Okay, okay. You know, when this really happens, maybe Vajpayee should ask us nicely that, we, the technocrats are needed for swadeshi projects. Do you think he will quote the Gita and say that we should do our duty and not expect any returns? Hae, Ram.

Date sent: Wed, 13 May 1998 23:52:11 -0700 (PDT)
From: charles vaz <charlesconradvaz@rocketmail.com>
Subject: We do not need a Nuke!

Governments are disgusting and this is another example! For the sake of a few votes, they ruin everyone's lives. I strongly believe that India should improve its technological prowess and the downtrodden lives of 60 per cent of its population! Do you think that we are improving our image by telling the world that we are capable of dropping a nuke bomb on some other country?

People all across the world are human beings, not animals intended for a slaughter house designed by some cruel government! Think of the tragedy that affected Japan during World War II. A nuke bomb is not a joke -- if a single mistake occurs, the effect of the radiation will leave a lifelong scar on the globe!

I am not against the BJP or something like that! I know that Pakistan has, by illegal and cruel means, infiltrated terrorists into Kashmir! Kashmir has, and always will belong to India -- we do not need a nuke bomb to ensure that! The Kashmir issue can be controlled by more effective measures. The nuke bomb is the start of a stupid arms race in one of the underprivileged sections of the world! Don't you think we deserve better?
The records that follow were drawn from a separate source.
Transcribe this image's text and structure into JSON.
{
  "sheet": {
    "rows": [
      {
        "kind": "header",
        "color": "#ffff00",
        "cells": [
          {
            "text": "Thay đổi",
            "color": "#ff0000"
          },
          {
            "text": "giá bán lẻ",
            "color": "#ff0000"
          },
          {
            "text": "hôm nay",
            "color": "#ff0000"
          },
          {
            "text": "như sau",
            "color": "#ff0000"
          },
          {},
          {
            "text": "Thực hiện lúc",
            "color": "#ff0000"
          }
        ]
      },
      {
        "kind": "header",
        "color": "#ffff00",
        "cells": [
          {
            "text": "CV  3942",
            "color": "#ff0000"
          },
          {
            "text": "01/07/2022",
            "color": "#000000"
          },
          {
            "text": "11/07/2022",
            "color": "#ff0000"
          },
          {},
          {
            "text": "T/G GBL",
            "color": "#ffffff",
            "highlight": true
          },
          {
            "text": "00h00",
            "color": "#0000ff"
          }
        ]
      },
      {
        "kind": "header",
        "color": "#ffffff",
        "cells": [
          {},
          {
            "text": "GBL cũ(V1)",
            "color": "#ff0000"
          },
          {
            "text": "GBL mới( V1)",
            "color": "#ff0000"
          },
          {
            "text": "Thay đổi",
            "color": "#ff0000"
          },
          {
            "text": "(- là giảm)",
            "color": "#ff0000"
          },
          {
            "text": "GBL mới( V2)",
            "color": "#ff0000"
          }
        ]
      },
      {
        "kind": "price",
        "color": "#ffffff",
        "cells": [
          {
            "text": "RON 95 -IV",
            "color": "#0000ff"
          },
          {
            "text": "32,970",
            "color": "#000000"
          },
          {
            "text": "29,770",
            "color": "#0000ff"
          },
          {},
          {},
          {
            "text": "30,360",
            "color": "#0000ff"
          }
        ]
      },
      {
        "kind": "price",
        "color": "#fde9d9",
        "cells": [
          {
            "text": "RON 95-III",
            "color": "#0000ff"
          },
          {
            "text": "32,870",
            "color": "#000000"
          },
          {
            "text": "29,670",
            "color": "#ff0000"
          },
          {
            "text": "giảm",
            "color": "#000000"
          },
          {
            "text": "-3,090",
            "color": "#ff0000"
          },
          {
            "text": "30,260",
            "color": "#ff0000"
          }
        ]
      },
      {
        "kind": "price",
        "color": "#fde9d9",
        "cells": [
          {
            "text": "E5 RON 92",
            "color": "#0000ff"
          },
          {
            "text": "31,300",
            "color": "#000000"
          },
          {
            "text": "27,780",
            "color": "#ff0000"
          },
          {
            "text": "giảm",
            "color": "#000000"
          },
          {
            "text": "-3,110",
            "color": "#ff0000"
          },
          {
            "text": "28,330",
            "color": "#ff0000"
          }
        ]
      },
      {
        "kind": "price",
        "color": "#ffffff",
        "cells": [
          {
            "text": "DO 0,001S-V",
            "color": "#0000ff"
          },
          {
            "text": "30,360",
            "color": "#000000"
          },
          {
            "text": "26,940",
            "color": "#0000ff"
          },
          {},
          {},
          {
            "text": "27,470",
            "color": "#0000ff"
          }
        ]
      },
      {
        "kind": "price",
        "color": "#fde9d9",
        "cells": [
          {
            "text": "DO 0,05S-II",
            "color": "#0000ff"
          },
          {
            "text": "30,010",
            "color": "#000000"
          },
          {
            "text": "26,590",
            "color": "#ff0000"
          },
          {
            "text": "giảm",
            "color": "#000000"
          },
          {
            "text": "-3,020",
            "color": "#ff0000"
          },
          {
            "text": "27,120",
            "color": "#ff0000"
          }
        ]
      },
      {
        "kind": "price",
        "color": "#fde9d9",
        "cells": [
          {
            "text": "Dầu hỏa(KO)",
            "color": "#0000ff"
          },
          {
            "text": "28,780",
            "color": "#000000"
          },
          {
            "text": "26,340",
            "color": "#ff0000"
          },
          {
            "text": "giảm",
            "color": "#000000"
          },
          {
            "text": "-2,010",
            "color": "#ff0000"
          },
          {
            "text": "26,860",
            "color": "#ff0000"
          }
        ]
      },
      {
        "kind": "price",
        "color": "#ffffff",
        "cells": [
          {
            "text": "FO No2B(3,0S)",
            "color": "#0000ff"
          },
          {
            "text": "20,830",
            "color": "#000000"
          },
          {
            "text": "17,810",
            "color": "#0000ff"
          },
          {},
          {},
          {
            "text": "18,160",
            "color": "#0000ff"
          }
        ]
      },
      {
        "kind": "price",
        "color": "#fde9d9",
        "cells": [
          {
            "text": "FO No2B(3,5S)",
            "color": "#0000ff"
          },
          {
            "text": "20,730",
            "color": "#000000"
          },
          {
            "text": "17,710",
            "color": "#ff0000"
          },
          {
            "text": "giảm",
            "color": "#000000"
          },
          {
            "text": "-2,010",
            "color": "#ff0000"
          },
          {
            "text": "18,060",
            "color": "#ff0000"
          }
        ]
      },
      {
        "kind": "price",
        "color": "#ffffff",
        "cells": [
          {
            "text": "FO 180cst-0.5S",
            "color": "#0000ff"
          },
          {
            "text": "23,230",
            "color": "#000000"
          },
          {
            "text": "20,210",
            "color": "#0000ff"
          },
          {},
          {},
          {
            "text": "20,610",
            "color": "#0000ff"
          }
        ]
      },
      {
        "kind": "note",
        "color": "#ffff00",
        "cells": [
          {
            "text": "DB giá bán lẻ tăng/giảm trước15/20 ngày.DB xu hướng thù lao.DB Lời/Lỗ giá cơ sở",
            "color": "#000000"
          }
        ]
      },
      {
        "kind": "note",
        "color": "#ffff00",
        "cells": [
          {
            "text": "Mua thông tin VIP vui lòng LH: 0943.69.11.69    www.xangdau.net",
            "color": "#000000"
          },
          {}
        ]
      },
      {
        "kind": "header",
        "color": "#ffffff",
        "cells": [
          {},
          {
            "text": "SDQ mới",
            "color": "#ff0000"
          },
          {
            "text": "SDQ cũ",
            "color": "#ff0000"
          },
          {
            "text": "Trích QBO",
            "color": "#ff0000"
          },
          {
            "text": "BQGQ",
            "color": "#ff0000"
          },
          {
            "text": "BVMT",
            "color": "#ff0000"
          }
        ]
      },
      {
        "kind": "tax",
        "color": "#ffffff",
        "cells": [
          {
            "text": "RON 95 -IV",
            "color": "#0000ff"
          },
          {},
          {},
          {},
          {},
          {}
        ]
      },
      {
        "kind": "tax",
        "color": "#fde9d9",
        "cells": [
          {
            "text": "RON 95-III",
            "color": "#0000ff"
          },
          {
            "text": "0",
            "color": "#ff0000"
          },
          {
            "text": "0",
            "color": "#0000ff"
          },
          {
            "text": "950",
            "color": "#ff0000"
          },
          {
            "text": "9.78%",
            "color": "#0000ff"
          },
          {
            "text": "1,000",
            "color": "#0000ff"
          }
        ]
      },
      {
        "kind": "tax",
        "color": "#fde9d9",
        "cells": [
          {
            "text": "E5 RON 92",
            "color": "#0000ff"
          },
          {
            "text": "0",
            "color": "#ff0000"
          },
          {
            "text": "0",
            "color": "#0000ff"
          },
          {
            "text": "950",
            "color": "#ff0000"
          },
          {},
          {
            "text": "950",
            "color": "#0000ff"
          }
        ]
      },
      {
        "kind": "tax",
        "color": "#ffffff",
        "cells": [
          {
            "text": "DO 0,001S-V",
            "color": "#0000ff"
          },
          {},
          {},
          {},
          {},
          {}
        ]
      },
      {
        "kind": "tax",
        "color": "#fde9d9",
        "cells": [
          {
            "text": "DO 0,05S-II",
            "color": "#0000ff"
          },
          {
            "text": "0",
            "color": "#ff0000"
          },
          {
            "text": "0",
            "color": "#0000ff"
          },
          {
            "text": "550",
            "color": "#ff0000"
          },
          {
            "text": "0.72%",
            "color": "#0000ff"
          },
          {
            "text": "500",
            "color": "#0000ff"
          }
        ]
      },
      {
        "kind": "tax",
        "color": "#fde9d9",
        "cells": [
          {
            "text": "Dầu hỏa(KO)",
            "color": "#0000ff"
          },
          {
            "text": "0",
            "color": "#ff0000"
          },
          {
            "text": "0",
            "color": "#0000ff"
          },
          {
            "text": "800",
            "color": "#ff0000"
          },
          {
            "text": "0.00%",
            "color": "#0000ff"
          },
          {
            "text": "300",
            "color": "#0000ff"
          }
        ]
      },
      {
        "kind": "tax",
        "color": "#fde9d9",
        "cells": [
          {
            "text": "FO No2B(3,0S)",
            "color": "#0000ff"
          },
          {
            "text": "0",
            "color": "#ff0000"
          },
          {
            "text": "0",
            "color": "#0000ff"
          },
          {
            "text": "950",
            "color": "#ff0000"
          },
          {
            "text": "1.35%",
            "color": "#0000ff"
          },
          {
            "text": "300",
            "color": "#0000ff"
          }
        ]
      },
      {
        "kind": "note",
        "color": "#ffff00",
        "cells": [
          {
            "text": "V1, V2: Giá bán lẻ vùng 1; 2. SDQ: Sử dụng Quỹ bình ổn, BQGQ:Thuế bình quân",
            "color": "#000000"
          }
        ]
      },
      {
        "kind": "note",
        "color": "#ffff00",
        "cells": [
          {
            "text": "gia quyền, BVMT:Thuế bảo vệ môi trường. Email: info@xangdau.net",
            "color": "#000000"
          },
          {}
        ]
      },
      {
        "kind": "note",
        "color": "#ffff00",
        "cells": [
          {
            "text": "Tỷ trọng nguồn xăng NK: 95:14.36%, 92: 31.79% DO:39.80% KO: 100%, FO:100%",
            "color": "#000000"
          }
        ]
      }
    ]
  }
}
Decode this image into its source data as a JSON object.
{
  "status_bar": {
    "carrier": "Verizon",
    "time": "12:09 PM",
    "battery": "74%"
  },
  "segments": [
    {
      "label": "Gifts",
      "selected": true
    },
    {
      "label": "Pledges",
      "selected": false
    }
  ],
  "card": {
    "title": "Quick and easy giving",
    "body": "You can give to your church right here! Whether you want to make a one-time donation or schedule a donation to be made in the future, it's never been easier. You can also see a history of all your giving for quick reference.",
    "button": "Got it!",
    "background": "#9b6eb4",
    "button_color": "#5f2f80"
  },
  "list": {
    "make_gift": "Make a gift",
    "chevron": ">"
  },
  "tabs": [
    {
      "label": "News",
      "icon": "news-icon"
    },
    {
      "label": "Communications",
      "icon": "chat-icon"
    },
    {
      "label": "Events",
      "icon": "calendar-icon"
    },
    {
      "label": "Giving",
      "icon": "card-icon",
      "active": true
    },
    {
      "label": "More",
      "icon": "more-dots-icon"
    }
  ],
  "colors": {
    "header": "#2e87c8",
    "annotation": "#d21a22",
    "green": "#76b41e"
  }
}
The money spent on a nuke bomb test could have been spent more effectively in uplifting this fledgling developing nation. The after-effects of the recent test have been real bad! Japan has withdrawn aid at a time when India needed it badly. Please note whatever you think doesn't matter as you are among the upper middle class of India -- think of the 60 per cent who are under the poverty line! What will happen to them if daily commodities become more expensive because of a rash action by their prime minister.

India, till now, was regarded as a peace-loving nation! We kept up to that reputation by condemning France recently for its nuke tests! And now, it's exactly the reverse! I agree India has to be competitive, but this is ridiculous! We are not a developed country as yet! And we cannot acquire that status overnight by testing a nuke!

Think about it!

If your relative was one among those maimed in World War II's nuke holocaust -- would you still be proud of your country?